We also see the resurrected Jesus in images of new life that rise up around us, especially right now, during spring. When we watch the world transform from gray to green, when we see new buds on bare trees, when we watch flowers spring up from the once-dead earth, or when we watch the birds return home, we see glimpses of new creation. These glimpses show us the resurrection and give us hope in God’s promise of life.

We see the resurrected Jesus when we see people caring for one another. Jesus had compassion on the needy, healed the sick, welcomed the outcast, and forgave the sinner. And so we see Jesus whenever we see compassion, healing, welcoming, and forgiveness.

And if we are desperate to see Jesus in bread, we could certainly go online and purchase special waffle-makers and special toast presses that imprint the image of Jesus onto our breakfast (trust me, they exist!), or we could look no farther than the bread of communion.

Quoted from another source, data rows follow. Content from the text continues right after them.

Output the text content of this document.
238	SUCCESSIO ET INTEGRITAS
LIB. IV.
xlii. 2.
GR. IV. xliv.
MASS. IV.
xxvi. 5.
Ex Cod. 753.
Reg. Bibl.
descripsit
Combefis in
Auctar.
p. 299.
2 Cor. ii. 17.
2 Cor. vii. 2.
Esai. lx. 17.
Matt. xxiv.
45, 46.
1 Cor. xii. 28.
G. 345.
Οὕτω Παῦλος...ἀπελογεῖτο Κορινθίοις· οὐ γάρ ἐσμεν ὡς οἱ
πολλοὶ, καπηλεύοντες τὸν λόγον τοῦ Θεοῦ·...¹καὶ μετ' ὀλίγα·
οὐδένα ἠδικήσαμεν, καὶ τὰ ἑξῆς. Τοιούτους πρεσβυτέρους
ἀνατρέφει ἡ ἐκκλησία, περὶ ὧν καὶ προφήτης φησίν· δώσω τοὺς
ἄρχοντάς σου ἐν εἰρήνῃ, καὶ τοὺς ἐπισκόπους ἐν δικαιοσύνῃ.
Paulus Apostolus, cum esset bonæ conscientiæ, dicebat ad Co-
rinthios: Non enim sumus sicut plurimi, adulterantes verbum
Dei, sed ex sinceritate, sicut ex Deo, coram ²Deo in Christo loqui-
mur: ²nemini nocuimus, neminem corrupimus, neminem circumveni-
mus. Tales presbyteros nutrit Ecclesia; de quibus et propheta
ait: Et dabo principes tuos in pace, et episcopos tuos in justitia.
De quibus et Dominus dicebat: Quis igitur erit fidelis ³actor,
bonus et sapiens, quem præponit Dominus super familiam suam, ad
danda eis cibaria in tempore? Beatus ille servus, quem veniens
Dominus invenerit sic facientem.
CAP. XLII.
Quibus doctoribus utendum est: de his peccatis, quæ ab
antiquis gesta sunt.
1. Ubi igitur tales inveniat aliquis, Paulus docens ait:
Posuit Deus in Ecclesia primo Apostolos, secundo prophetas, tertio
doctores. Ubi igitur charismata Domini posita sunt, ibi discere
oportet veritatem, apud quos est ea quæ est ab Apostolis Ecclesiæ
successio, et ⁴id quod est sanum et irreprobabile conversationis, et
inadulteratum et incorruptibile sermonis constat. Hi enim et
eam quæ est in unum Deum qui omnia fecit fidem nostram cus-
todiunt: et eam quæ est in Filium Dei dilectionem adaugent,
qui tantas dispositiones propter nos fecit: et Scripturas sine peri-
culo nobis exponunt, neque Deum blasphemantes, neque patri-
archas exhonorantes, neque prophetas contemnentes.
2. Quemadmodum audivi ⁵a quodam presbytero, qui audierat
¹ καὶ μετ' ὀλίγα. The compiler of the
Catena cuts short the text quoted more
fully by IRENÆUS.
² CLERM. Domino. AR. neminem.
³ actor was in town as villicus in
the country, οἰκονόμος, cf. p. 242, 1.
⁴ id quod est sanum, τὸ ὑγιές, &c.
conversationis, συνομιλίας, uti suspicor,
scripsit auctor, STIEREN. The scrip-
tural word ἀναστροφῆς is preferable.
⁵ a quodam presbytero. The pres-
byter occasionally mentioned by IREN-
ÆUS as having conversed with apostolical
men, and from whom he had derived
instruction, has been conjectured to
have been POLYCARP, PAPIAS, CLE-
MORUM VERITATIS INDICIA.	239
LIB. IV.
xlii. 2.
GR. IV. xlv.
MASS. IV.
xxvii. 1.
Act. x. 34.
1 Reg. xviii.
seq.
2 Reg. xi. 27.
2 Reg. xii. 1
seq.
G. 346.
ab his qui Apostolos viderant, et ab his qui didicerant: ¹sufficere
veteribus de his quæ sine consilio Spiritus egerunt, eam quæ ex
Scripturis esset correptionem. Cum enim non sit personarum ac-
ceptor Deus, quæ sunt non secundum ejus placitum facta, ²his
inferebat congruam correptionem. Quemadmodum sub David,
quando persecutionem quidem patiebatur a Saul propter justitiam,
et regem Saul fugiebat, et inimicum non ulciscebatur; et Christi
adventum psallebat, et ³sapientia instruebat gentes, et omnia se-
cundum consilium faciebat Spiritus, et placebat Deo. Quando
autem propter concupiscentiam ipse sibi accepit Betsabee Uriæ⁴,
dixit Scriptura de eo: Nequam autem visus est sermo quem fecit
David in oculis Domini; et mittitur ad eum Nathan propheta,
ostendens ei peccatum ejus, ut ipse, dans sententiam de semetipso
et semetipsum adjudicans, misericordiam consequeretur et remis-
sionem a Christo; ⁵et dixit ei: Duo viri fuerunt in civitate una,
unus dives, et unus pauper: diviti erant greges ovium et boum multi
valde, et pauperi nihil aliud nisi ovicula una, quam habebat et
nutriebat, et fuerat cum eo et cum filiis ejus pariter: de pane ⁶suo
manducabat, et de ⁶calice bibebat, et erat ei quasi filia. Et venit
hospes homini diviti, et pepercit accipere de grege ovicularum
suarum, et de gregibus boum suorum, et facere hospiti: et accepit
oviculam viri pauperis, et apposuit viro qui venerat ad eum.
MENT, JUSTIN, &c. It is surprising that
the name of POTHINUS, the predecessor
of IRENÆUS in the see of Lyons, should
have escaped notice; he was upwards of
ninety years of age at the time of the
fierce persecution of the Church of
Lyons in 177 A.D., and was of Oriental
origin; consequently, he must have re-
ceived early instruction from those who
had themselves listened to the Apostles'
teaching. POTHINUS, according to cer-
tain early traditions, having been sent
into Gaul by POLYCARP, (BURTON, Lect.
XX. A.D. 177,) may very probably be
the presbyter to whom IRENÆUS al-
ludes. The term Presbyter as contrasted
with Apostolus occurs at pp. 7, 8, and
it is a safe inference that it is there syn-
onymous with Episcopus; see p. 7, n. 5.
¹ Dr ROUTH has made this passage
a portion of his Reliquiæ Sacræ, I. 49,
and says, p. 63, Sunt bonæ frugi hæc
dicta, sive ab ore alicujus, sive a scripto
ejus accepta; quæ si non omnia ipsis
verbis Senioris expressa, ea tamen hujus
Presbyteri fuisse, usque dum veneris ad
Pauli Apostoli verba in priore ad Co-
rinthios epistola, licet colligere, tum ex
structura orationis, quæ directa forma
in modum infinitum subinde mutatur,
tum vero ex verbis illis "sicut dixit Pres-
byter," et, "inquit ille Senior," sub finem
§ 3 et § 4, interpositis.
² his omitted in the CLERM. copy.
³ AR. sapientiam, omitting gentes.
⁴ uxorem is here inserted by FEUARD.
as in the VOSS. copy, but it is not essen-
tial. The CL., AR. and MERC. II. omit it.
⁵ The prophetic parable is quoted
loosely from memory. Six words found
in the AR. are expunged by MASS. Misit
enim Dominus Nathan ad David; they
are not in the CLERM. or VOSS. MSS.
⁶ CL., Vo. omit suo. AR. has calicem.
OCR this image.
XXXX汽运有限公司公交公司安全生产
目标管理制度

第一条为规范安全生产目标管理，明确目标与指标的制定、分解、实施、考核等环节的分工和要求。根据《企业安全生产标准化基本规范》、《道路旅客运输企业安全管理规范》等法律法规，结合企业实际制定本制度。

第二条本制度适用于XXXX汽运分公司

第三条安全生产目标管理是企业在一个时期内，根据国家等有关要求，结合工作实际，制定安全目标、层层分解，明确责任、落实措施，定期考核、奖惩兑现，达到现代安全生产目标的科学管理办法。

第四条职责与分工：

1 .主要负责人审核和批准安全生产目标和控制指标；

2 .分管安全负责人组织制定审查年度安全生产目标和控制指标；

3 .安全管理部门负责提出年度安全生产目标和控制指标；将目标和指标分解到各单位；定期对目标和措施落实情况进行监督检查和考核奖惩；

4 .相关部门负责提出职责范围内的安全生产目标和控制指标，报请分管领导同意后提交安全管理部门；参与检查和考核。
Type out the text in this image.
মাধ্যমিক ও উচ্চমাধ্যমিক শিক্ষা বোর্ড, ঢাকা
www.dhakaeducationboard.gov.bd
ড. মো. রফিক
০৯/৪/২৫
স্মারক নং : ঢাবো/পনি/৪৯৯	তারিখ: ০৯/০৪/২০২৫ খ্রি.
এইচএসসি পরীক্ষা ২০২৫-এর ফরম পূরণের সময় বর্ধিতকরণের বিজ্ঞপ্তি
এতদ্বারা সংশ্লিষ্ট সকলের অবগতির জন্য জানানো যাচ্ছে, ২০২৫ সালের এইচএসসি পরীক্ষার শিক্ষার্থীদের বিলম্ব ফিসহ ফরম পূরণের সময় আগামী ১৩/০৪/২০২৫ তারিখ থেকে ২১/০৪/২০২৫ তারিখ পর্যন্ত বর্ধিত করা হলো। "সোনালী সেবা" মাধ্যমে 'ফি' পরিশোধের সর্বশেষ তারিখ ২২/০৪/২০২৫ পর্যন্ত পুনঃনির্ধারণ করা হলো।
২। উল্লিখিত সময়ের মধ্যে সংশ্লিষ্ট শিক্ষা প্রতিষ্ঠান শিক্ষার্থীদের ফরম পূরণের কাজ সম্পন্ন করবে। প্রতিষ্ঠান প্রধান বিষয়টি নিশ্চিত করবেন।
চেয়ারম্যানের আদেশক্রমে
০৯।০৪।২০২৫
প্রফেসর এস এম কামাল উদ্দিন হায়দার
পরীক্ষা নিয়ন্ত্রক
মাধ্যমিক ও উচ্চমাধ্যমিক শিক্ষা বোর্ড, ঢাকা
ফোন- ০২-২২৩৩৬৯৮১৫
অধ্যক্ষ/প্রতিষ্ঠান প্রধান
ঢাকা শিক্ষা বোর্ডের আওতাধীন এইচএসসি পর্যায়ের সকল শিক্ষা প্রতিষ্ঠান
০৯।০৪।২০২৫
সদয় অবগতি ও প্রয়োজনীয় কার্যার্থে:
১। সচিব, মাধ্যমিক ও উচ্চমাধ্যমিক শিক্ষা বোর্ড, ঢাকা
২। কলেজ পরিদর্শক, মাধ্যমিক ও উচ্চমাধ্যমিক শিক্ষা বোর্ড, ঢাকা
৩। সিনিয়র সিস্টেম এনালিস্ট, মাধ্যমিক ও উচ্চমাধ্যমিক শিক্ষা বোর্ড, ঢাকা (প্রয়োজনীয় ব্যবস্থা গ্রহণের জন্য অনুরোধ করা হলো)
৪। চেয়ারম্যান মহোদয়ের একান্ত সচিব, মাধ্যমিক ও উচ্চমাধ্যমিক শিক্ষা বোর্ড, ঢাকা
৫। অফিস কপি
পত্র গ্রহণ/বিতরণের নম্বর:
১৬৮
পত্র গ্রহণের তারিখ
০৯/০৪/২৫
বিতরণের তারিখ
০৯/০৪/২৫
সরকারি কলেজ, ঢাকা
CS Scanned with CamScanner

When we long to look directly into the eyes of Jesus, and to touch his very body, then we need go no farther than the table. For here we remember how Jesus showed himself to his disciples at supper before his death, and here we look ahead toward seeing Jesus in the eternal feast we will share with all the saints in glory.

And at this table, along with the disciples, with Mary Magdalene and Thomas, with all the witnesses of the resurrection, with all people of faith, and even the people who find Jesus in their toast or waffles or pancakes, we can proclaim with confidence, “We have seen the Lord! Alleluia!”